IRELAND
Irish Times
Donald Clarke
Alex Gibney’s latest film, on sexual abuse in the Catholic Church, alleges a direct link between the outgoing pope and the abuse of children in the US
It seems redundant to note that Alex Gibney’s documentary on sexual abuse in the Catholic Church has emerged at an appropriate time. After all, given the endless torrent of grim revelations, Mea Maxima Culpa: Silence in the House of God would, if released at any random point in the last two decades, have chimed with contemporaneous headlines.
The recent resignation of Pope Benedict XVI has, however, provided the American documentarist with an interesting afterword.

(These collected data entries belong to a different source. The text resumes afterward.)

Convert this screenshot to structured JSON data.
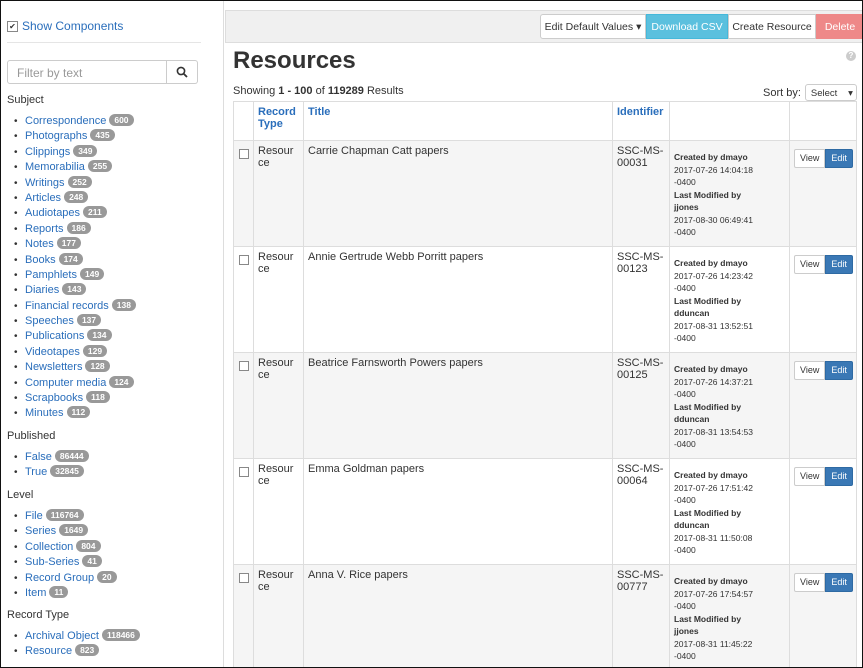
{
  "sidebar": {
    "show_components": "Show Components",
    "filter_placeholder": "Filter by text",
    "facets": [
      {
        "heading": "Subject",
        "items": [
          {
            "label": "Correspondence",
            "count": "600"
          },
          {
            "label": "Photographs",
            "count": "435"
          },
          {
            "label": "Clippings",
            "count": "349"
          },
          {
            "label": "Memorabilia",
            "count": "255"
          },
          {
            "label": "Writings",
            "count": "252"
          },
          {
            "label": "Articles",
            "count": "248"
          },
          {
            "label": "Audiotapes",
            "count": "211"
          },
          {
            "label": "Reports",
            "count": "186"
          },
          {
            "label": "Notes",
            "count": "177"
          },
          {
            "label": "Books",
            "count": "174"
          },
          {
            "label": "Pamphlets",
            "count": "149"
          },
          {
            "label": "Diaries",
            "count": "143"
          },
          {
            "label": "Financial records",
            "count": "138"
          },
          {
            "label": "Speeches",
            "count": "137"
          },
          {
            "label": "Publications",
            "count": "134"
          },
          {
            "label": "Videotapes",
            "count": "129"
          },
          {
            "label": "Newsletters",
            "count": "128"
          },
          {
            "label": "Computer media",
            "count": "124"
          },
          {
            "label": "Scrapbooks",
            "count": "118"
          },
          {
            "label": "Minutes",
            "count": "112"
          }
        ]
      },
      {
        "heading": "Published",
        "items": [
          {
            "label": "False",
            "count": "86444"
          },
          {
            "label": "True",
            "count": "32845"
          }
        ]
      },
      {
        "heading": "Level",
        "items": [
          {
            "label": "File",
            "count": "116764"
          },
          {
            "label": "Series",
            "count": "1649"
          },
          {
            "label": "Collection",
            "count": "804"
          },
          {
            "label": "Sub-Series",
            "count": "41"
          },
          {
            "label": "Record Group",
            "count": "20"
          },
          {
            "label": "Item",
            "count": "11"
          }
        ]
      },
      {
        "heading": "Record Type",
        "items": [
          {
            "label": "Archival Object",
            "count": "118466"
          },
          {
            "label": "Resource",
            "count": "823"
          }
        ]
      }
    ]
  },
  "toolbar": {
    "edit_defaults": "Edit Default Values",
    "download_csv": "Download CSV",
    "create_resource": "Create Resource",
    "delete": "Delete"
  },
  "main": {
    "title": "Resources",
    "showing_prefix": "Showing ",
    "range": "1 - 100",
    "of": " of ",
    "total": "119289",
    "results": " Results",
    "sort_by": "Sort by:",
    "sort_select": "Select",
    "columns": {
      "record_type_1": "Record",
      "record_type_2": "Type",
      "title": "Title",
      "identifier": "Identifier"
    },
    "rows": [
      {
        "type_1": "Resour",
        "type_2": "ce",
        "title": "Carrie Chapman Catt papers",
        "id_1": "SSC-MS-",
        "id_2": "00031",
        "created_by": "Created by dmayo",
        "created_at": "2017-07-26 14:04:18",
        "created_tz": "-0400",
        "modified_label": "Last Modified by",
        "modified_by": "jjones",
        "modified_at": "2017-08-30 06:49:41",
        "modified_tz": "-0400"
      },
      {
        "type_1": "Resour",
        "type_2": "ce",
        "title": "Annie Gertrude Webb Porritt papers",
        "id_1": "SSC-MS-",
        "id_2": "00123",
        "created_by": "Created by dmayo",
        "created_at": "2017-07-26 14:23:42",
        "created_tz": "-0400",
        "modified_label": "Last Modified by",
        "modified_by": "dduncan",
        "modified_at": "2017-08-31 13:52:51",
        "modified_tz": "-0400"
      },
      {
        "type_1": "Resour",
        "type_2": "ce",
        "title": "Beatrice Farnsworth Powers papers",
        "id_1": "SSC-MS-",
        "id_2": "00125",
        "created_by": "Created by dmayo",
        "created_at": "2017-07-26 14:37:21",
        "created_tz": "-0400",
        "modified_label": "Last Modified by",
        "modified_by": "dduncan",
        "modified_at": "2017-08-31 13:54:53",
        "modified_tz": "-0400"
      },
      {
        "type_1": "Resour",
        "type_2": "ce",
        "title": "Emma Goldman papers",
        "id_1": "SSC-MS-",
        "id_2": "00064",
        "created_by": "Created by dmayo",
        "created_at": "2017-07-26 17:51:42",
        "created_tz": "-0400",
        "modified_label": "Last Modified by",
        "modified_by": "dduncan",
        "modified_at": "2017-08-31 11:50:08",
        "modified_tz": "-0400"
      },
      {
        "type_1": "Resour",
        "type_2": "ce",
        "title": "Anna V. Rice papers",
        "id_1": "SSC-MS-",
        "id_2": "00777",
        "created_by": "Created by dmayo",
        "created_at": "2017-07-26 17:54:57",
        "created_tz": "-0400",
        "modified_label": "Last Modified by",
        "modified_by": "jjones",
        "modified_at": "2017-08-31 11:45:22",
        "modified_tz": "-0400"
      }
    ],
    "view_label": "View",
    "edit_label": "Edit"
  },
  "colors": {
    "link": "#2a6ebb",
    "csv": "#5bc0de",
    "delete": "#e88",
    "edit": "#3a78b5",
    "badge": "#999"
  }
}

The picture focuses closely on the abuse of deaf children in a Wisconsin school from the mid-1960s onwards, who later courageously blew the whistle. The film also implicates the former Joseph Ratzinger in a complex cover-up. Gibney has subsequently suggested that Benedict’s unexpected retirement was linked to the child-abuse scandal.
Visiting Dublin for the Jameson Dublin International Film Festival, Gibney, a taut, bald man with a serious demeanour, backtracks only slightly. “Maybe it would have been better to say that I hoped his resignation was connected to the child-abuse case,” he says. “I hope that for myself and hope that for him. I think it would be sad if it was just that he was tired. That’s what the church was saying.”